Sour Beer Studies: Oudbeitje Lambic, Hanssens, Belgium

Oddly, a 750 ml label on a 375 ml bottle. The brewer tells us that this is a strawberry lambic, with the fruit sitting in the beer from one summer to the next spring. The importer gives a proportion of 1 kg of strawberries to every 4 litres. BAers warn that this is extremely sour but upon opening there is a waft of sweet strawberry jam. It’s on the cork. The glass has a hint of it in amongst strong musty barnyardy smells. Within a minutes, the jammy scent is gone.

Very still medium straw ale under a fine white rim.

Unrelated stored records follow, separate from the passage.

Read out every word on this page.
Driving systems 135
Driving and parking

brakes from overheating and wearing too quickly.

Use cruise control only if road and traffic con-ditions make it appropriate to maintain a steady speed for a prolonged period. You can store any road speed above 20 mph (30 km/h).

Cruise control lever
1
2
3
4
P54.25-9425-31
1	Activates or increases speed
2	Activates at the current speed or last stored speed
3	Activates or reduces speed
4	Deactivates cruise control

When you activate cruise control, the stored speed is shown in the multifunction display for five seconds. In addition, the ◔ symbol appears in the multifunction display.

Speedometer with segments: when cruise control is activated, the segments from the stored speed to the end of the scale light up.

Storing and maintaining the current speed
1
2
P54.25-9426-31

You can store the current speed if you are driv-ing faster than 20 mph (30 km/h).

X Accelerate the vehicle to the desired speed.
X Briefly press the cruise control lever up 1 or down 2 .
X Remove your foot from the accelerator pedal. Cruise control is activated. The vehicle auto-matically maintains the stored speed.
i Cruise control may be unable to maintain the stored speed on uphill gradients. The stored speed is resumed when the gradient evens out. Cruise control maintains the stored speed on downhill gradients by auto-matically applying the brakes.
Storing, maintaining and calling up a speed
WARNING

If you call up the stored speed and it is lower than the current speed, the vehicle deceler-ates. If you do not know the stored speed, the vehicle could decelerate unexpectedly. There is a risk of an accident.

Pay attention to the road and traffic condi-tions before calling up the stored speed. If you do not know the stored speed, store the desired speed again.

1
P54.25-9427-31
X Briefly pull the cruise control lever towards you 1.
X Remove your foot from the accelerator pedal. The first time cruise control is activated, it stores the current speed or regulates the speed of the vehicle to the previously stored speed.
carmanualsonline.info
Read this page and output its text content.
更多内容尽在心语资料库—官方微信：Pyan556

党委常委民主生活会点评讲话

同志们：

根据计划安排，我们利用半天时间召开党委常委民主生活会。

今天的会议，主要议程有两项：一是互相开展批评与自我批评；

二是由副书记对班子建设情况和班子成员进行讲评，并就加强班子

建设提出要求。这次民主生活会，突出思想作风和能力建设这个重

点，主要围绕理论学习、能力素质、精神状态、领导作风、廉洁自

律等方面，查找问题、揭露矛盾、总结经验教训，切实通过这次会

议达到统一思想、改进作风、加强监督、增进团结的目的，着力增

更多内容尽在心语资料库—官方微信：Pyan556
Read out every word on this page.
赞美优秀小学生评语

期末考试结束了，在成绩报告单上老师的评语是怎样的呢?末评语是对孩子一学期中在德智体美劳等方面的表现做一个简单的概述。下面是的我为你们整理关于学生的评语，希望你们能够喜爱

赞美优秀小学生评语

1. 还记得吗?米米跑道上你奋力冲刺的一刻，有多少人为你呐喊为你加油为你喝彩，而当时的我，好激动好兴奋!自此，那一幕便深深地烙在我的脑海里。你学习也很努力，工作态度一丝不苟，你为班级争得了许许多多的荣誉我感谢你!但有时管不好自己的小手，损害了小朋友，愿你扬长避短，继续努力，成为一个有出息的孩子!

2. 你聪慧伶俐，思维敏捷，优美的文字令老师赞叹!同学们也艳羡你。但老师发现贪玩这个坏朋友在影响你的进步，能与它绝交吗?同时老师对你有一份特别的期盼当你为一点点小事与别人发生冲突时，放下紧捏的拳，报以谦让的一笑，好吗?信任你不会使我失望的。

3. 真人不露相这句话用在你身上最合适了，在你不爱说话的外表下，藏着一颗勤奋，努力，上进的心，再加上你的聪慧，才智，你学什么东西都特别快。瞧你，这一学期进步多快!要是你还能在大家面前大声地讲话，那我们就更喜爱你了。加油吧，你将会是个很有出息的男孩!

In the mouth, there is musty hardwood, like a little bit of baseball bat, with a slightly bilious swelling that quickly recedes leaving sharp acid but also with a nod-ette to milkiness to the yeast and a dry strawberry note, like the white ones that got picked too early. A moderately gentle vinegar finish with some dry fruit. Taking small sips, you start to get into the beer, finding some of the flavours reorganizing and coming forward to be noted, believing the quote of Garrett Oliver’s that notes sharp cheddar cheese might have a point.

What to take from this beer? Maybe it is that dry lambics are perhaps sipping beers, the acid to be respected like the strength of a single malt whisky. Maybe it is to get past the acid and explore the other relatively muted scents and flavours. Whatever it is, Oudebeitje was not as harsh as past experience with dry lambics.